CLEAN laundry cafe decoration stand

On the laundry side, we default on cold water washes only, automatically dispense a toxic-free and natural detergent (to prevent over consumption and reduce water pollution) and also allow our customers to rent a microfibre filter to help reduce microplastic pollution in oceans.

Our whole shop is also cashless, so we can minimise paper as much as possible.

CLEAN a cashless community

We chose the quieter part of Sheung Wan because we wanted to be part of a slower paced lifestyle, where we can have the time to talk to our customers about these changes at our shop so they understand that it’s not just a marketing trick, but something we hope one day can make lasting impact. Our favourite part is when customers who normally drink dairy milk return to our shop ordering oat milk coffee – it really makes us happy to know that we’re known for quality and that it doesn’t have to come at the cost of the environment (or our wallets).

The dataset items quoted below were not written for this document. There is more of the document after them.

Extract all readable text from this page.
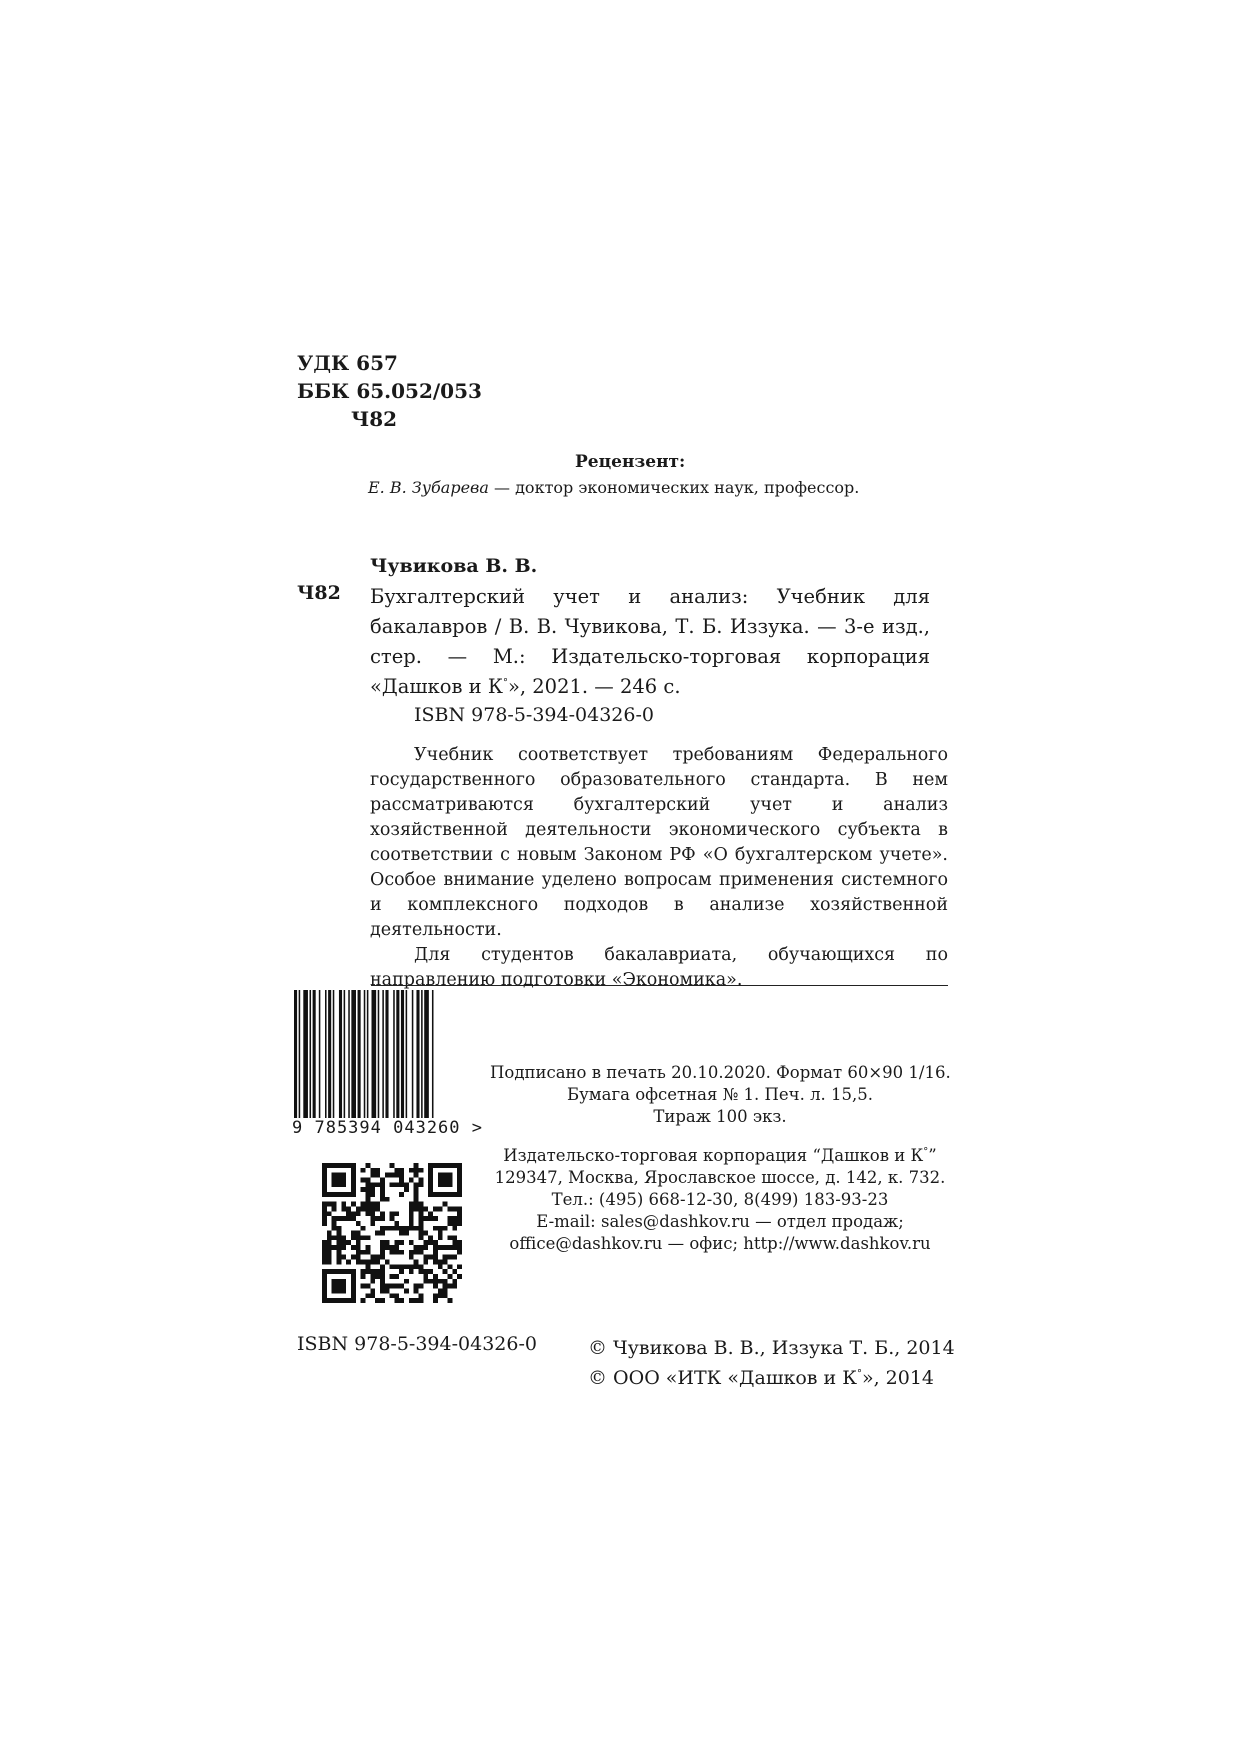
УДК 657
ББК 65.052/053
Ч82
Рецензент:
Е. В. Зубарева — доктор экономических наук, профессор.
Чувикова В. В.
Ч82 Бухгалтерский учет и анализ: Учебник для бакалавров / В. В. Чувикова, Т. Б. Иззука. — 3-е изд., стер. — М.: Издательско-торговая корпорация «Дашков и К°», 2021. — 246 с.
ISBN 978-5-394-04326-0

Учебник соответствует требованиям Федерального государственного образовательного стандарта. В нем рассматриваются бухгалтерский учет и анализ хозяйственной деятельности экономического субъекта в соответствии с новым Законом РФ «О бухгалтерском учете». Особое внимание уделено вопросам применения системного и комплексного подходов в анализе хозяйственной деятельности.

Для студентов бакалавриата, обучающихся по направлению подготовки «Экономика».

9 785394 043260 >
Подписано в печать 20.10.2020. Формат 60×90 1/16.
Бумага офсетная № 1. Печ. л. 15,5.
Тираж 100 экз.
Издательско-торговая корпорация “Дашков и К°”
129347, Москва, Ярославское шоссе, д. 142, к. 732.
Тел.: (495) 668-12-30, 8(499) 183-93-23
E-mail: sales@dashkov.ru — отдел продаж;
office@dashkov.ru — офис; http://www.dashkov.ru
ISBN 978-5-394-04326-0	© Чувикова В. В., Иззука Т. Б., 2014
© ООО «ИТК «Дашков и К°», 2014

CLEAN Vegan Oat Milk Latte

#4 Could you share the design concept for CLEAN? From colors to decors?

A lot of eco-friendly shops use a natural colour palette or materials. For me, I wanted to make sustainable living more fun and playful, to bring more positivity to the topic. So, we went for an unconventional colour palette with mismatched tiles and quirky signages. It’s important that CLEAN represents a happy place for our community, because that way sustainability will have a more positive association.


CLEAN Vegan Refreshments and Coffees
(Source: CLEAN)


Finding truly sustainable packaging materials is very difficult. I was once a victim of ‘greenwashing’ too, but luckily Bryan, with his Chemistry background was quick to realise that many items labelled as eco-friendly, really weren’t. For most cases, we try to encourage our customers to bring their own containers, but we do acknowledge that it’s not always possible. So, when we first came across #INVISIBLEBAG, we were pleasantly surprised by its functionality and performance. The fact that #INVISIBLEBAG can be dissolved and washed away without creating additional toxins is great, plus it’s fun so it is always a conversation starter with customers. Our laundry detergent strips are designed with zero waste in mind too, so we knew immediately that this would be a great fit for our packaging.

Laundry Detergent Strips are packed in #INVISIBLEBAG, available at CLEAN


#6 What are the recent changes that you have made to practice sustainability in daily life?

Before CLEAN, I admit, I was always influenced by nice marketing campaigns, but in the end I would just consume more. My philosophy towards sustainability is unconventional. I don’t believe by being vegan or cutting out plastic means we are sustainable. It helps for sure, but I do think our lifestyles have evolved in a certain way and it’s very difficult to cut certain things out completely or go backwards. Instead, I believe a lot of the perceived sustainability issues come from an imbalance of supply and demand. Hence, consuming in moderation can already reduce carbon footprint significantly. I try to always ask myself “Do I need it?”. From clothes to food and gadgets, or even taking public transport more, all these small changes and actions help to build the right balance and make gradual but lasting positive changes.